To discuss Waking Life you have to speak of slackers and stoners, but will anyone other than potheads and fans of Caveh Zahedi (I Was Possessed By God) care for it? Even if you don’t appreciate Linklater’s philosophy, his visual innovation is arresting: Shot on video, the film’s images were animated using computer software and a machine called the Wacom Tablet. The effect is hallucinatory, with the filmic space turned into a plane-shifting realm of free-floating ontology. Whether it’s a product of stoic contemplation or reefer madness, Linklater’s waking life becomes an elusive, one-way vehicle to God. If destiny lies in dreams—as the little girl says in the beginning of the film—then what is to be made of the lucid dreamer, the one that consciously controls the logic of the dream? And if there is a God, is there such a thing as free will? The film is a flurry of questions and answers, though its up to the audience to determine which ones are the most meaningful.
The main character, played by Wiley Wiggins, remains anonymous throughout, a representation of us all. He awakens from a dream, aboard a train to spiritual nirvana; a little girl’s determinist toy informs a younger version of the journeyman that “dream is destiny”; and when the boy floats off the ground, he holds onto a parked car’s door handle in order to return to the ground. Older, although certainly not wiser, Linklater’s protagonist bemoans in silence his state of confused being (is he awake, dreaming, or dead?), oblivious to the essence of his journey which is to float off the ground, with God and without fear. As Linklater maps the young man’s run-ins with dozens of slackers (their minds, though, are anything but slack) and, later, Linklater himself (essentially a more self-aware version of the film’s hero), a web of spiritual elation is cast over the character.
The film affects a nondenominational fugue state, where everyone is part of God but free of the pressures of groupthink. This philosophy isn’t very complex, but believing in it is a challenge. Linklater’s doppelganger undergoes his “neo-human evolutionary cycle” as friends and strangers deconstruct everything from postmodernism to reincarnation (seen by Julie Delpy’s character as “a poetic expression of collective memory”). While everyone in the film seems to ascribe to the same philosophy, their free will is painstakingly made eminent through individual color schemes. (Animators on the film were paired with specific characters, thus the film’s vastly heterogeneous landscape.) One character—a man in prison for undisclosed crimes—is, literally, red with anger. He dreams of revenge against those responsible for his sentence, seeking to tear their eyelids from their faces, forcing them to stare into the face of a different kind of God, although not exactly the Devil.

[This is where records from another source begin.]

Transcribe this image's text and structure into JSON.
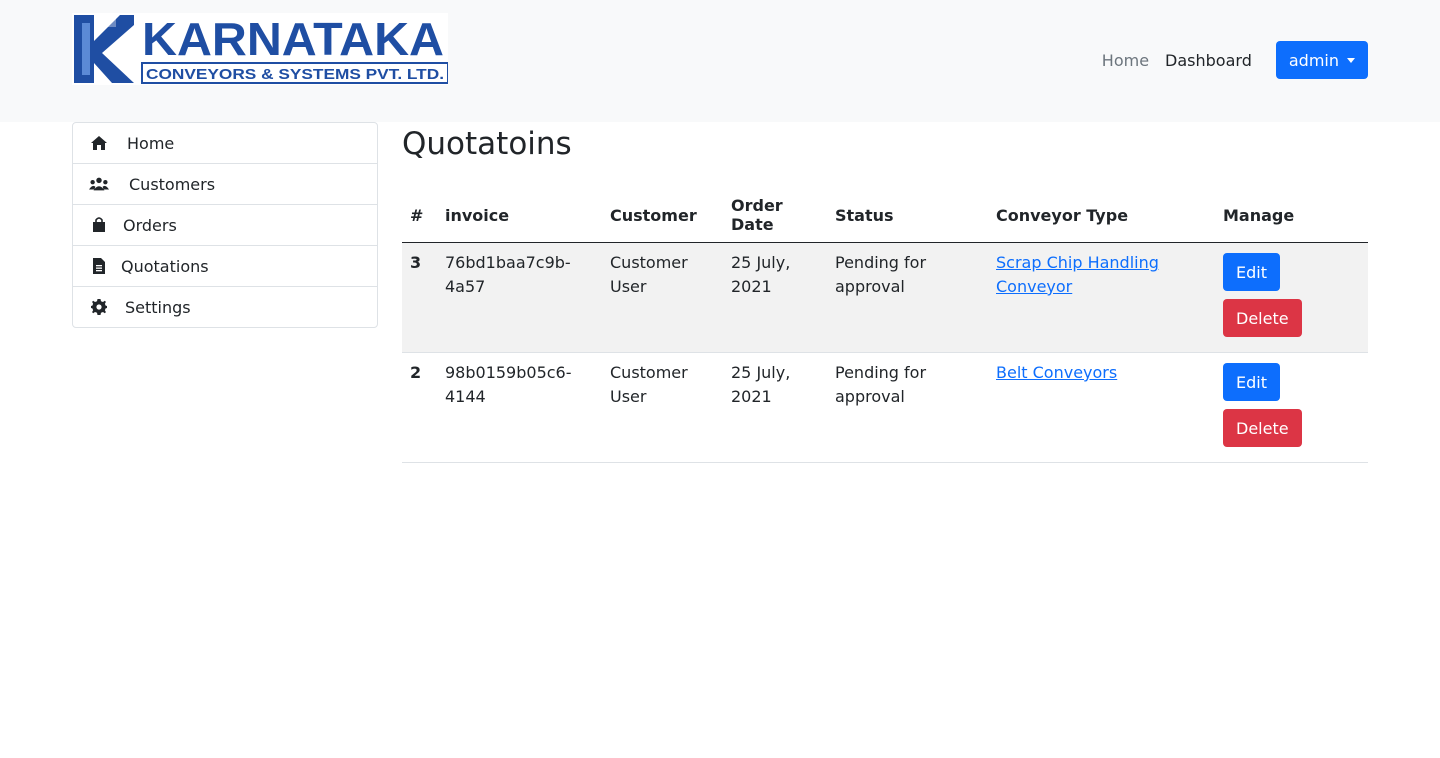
{
  "brand": {
    "logo_line1": "KARNATAKA",
    "logo_line2": "CONVEYORS & SYSTEMS PVT. LTD.",
    "colors": {
      "blue": "#1f4ea3",
      "light_blue": "#2f6fd0"
    }
  },
  "nav": {
    "home": "Home",
    "dashboard": "Dashboard",
    "user_menu": "admin"
  },
  "sidebar": {
    "items": [
      {
        "label": "Home",
        "icon": "home-icon"
      },
      {
        "label": "Customers",
        "icon": "users-icon"
      },
      {
        "label": "Orders",
        "icon": "shopping-bag-icon"
      },
      {
        "label": "Quotations",
        "icon": "file-icon"
      },
      {
        "label": "Settings",
        "icon": "gear-icon"
      }
    ]
  },
  "main": {
    "title": "Quotatoins",
    "table": {
      "headers": [
        "#",
        "invoice",
        "Customer",
        "Order Date",
        "Status",
        "Conveyor Type",
        "Manage"
      ],
      "rows": [
        {
          "num": "3",
          "invoice": "76bd1baa7c9b-4a57",
          "customer": "Customer User",
          "date": "25 July, 2021",
          "status": "Pending for approval",
          "conveyor": "Scrap Chip Handling Conveyor",
          "edit": "Edit",
          "delete": "Delete"
        },
        {
          "num": "2",
          "invoice": "98b0159b05c6-4144",
          "customer": "Customer User",
          "date": "25 July, 2021",
          "status": "Pending for approval",
          "conveyor": "Belt Conveyors",
          "edit": "Edit",
          "delete": "Delete"
        }
      ]
    }
  }
}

Zahedi celebrates film theorist André Bazin’s Holy Moment, which asks that we welcome curiosity and strip ourselves of the layers that prevent us from achieving higher consciousness. Zahedi and a friend literally morph into puffs of cloud after staring into each other’s eyes and embracing their Holy Moment—a euphoric scene, visually splendorous and alive with spiritual rapture. Linklater, a pinball machine, The Book of Acts, and Philip K. Dick lend credence to the director’s near-tangible fantasia. Even if life is not a “no thank you” to an invitation from God, Waking Life is, at the very least, a humanist embrace of self-affirmation. As in dreams, life is full of endless possibilities and while the film may amount to one monstrous rant from a hardcore stoner, Linklater is willing to admit that active thought is nothing without active action. The film’s journeyman manages to take a plunge and come closer to God, although a larger question remains: what will we do?